There's no reason for people to wait for Bitcoin's Natural Law to take hold of human society. It benefits everyone as it is accelerated, through education and knowledge and spreading the word. It's verified, every time another scam falls. It's unbreakable. The sooner it spreads and the better. But what does it mean to spread? I think it means that the message of Natural Law needs to be told and understood. It's not hard to understand that the best people dominate which is good, but sometimes dominate out of control and in areas of life where we don't want them to dominate. And that systems of governance don't fix any of those problems, because it is precisely their tactical intelligence that creates the problem. And the message of Bitcoin's counter to Natural Law with its own Natural Law, is precisely the perfect defense against that problem. And because it's a perfect defense, the individual must hold it and not anything else, and not let go of it for any reason unless absolutely necessary - such as survival food, medical expenses, etc. This understanding will spread Bitcoin in direct benefit to them, and as Bitcoin spreads, it becomes protection for all the others who came before and joined Bitcoin already. It's a growing umbrella of protection. It's unstoppable.

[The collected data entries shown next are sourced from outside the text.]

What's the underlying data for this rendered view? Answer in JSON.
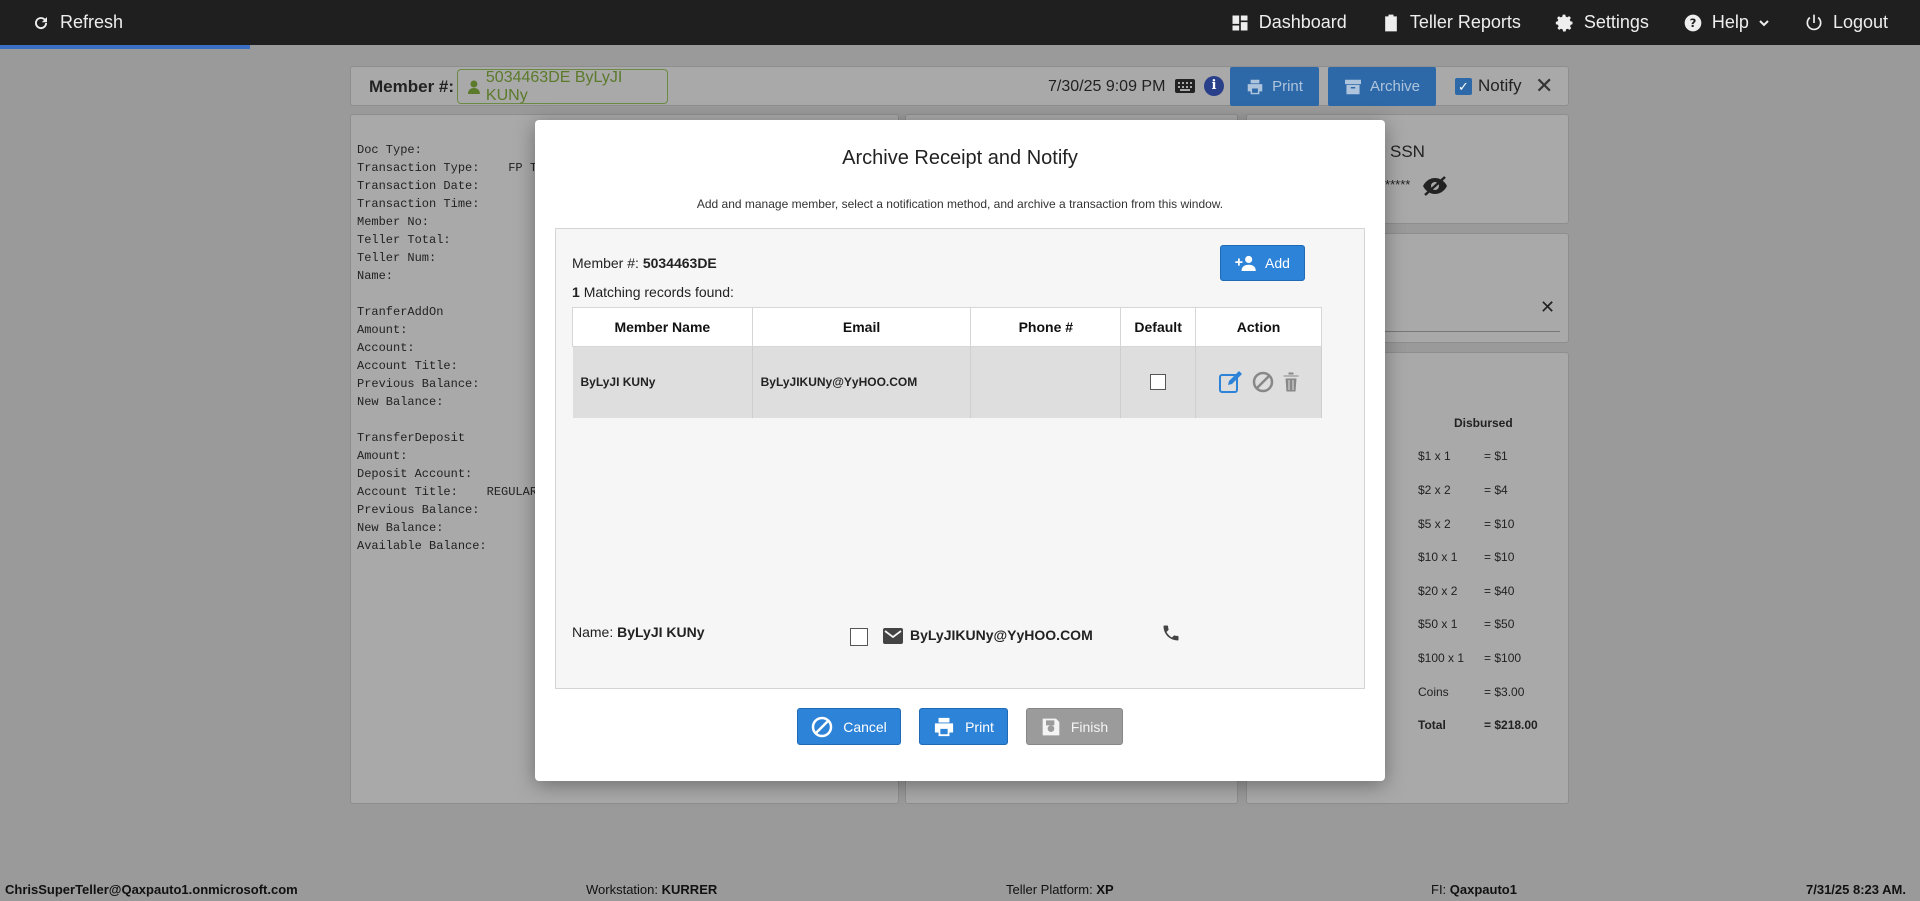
{
  "topbar": {
    "refresh": "Refresh",
    "nav": [
      {
        "label": "Dashboard",
        "icon": "dashboard-icon"
      },
      {
        "label": "Teller Reports",
        "icon": "clipboard-icon"
      },
      {
        "label": "Settings",
        "icon": "gear-icon"
      },
      {
        "label": "Help",
        "icon": "help-icon"
      },
      {
        "label": "Logout",
        "icon": "power-icon"
      }
    ]
  },
  "member_bar": {
    "label": "Member #:",
    "member": "5034463DE ByLyJI KUNy",
    "datetime": "7/30/25 9:09 PM",
    "print": "Print",
    "archive": "Archive",
    "notify": "Notify"
  },
  "receipt_lines": [
    "Doc Type:",
    "Transaction Type:    FP TRA",
    "Transaction Date:",
    "Transaction Time:",
    "Member No:                *",
    "Teller Total:",
    "Teller Num:",
    "Name:                    Ja",
    "",
    "TranferAddOn",
    "Amount:",
    "Account:                  *",
    "Account Title:",
    "Previous Balance:",
    "New Balance:",
    "",
    "TransferDeposit",
    "Amount:",
    "Deposit Account:",
    "Account Title:    REGULAR",
    "Previous Balance:         *",
    "New Balance:              *",
    "Available Balance:"
  ],
  "ssn": {
    "label": "SSN",
    "mask": "******"
  },
  "disbursed": {
    "header": "Disbursed",
    "rows": [
      {
        "d": "$1 x 1",
        "v": "= $1"
      },
      {
        "d": "$2 x 2",
        "v": "= $4"
      },
      {
        "d": "$5 x 2",
        "v": "= $10"
      },
      {
        "d": "$10 x 1",
        "v": "= $10"
      },
      {
        "d": "$20 x 2",
        "v": "= $40"
      },
      {
        "d": "$50 x 1",
        "v": "= $50"
      },
      {
        "d": "$100 x 1",
        "v": "= $100"
      },
      {
        "d": "Coins",
        "v": "= $3.00"
      }
    ],
    "total": {
      "d": "Total",
      "v": "= $218.00"
    }
  },
  "modal": {
    "title": "Archive Receipt and Notify",
    "subtitle": "Add and manage member, select a notification method, and archive a transaction from this window.",
    "member_label": "Member #:",
    "member_value": "5034463DE",
    "match_count": "1",
    "match_text": "Matching records found:",
    "add": "Add",
    "columns": [
      "Member Name",
      "Email",
      "Phone #",
      "Default",
      "Action"
    ],
    "rows": [
      {
        "name": "ByLyJI KUNy",
        "email": "ByLyJIKUNy@YyHOO.COM",
        "phone": ""
      }
    ],
    "name_label": "Name:",
    "name_value": "ByLyJI KUNy",
    "notify_email": "ByLyJIKUNy@YyHOO.COM",
    "cancel": "Cancel",
    "print": "Print",
    "finish": "Finish"
  },
  "status": {
    "user": "ChrisSuperTeller@Qaxpauto1.onmicrosoft.com",
    "workstation_label": "Workstation:",
    "workstation": "KURRER",
    "platform_label": "Teller Platform:",
    "platform": "XP",
    "fi_label": "FI:",
    "fi": "Qaxpauto1",
    "datetime": "7/31/25 8:23 AM."
  },
  "colors": {
    "accent": "#2d83d7",
    "topbar": "#1f1f1f",
    "overlay": "#9a9a9a",
    "member_green": "#5b7a2a"
  }
}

So let's spread the knowledge, and keep educating people as much as possible. Bitcoin doesn't need a marketing department. Bitcoin is far, far greater in purpose and scope than what most people see today. They only see Bitcoin's relationship to money, and not humanity itself. Bitcoin is about enlightenment. It is about lifting the consciousness of all people to what we know about human behavior, psychology, drive, and evolutionary tactics. When knowledge increases, Bitcoin popularizes. And that is all Bitcoin needs, and should need. Because Bitcoin is precisely about being against blind trust - open source, verifiable transactions, and a community that relies on verified facts and truth. It doesn't need to be "sold" as if it intends on making a trade. When people choose Bitcoin, they are not paying with anything. Nobody's first step with Bitcoin should be "buying Bitcoin". That should be the last step. Getting Bitcoin doesn't mean that something you have will then be taken away. Because Bitcoin is Truth. Bitcoin is Natural Law. Bitcoin is knowledge. And the more people understand Natural Law in relation to Bitcoin, the more we lift human civilization to the next phase of peace and prosperity. One that isn't full of unrestrained political or economic imbalances that are crushing to everyone's ability to live together. The planet needs a Bitcoin Law restraint on imbalance, more than anything, to be saved. Life on earth itself depends on Bitcoin.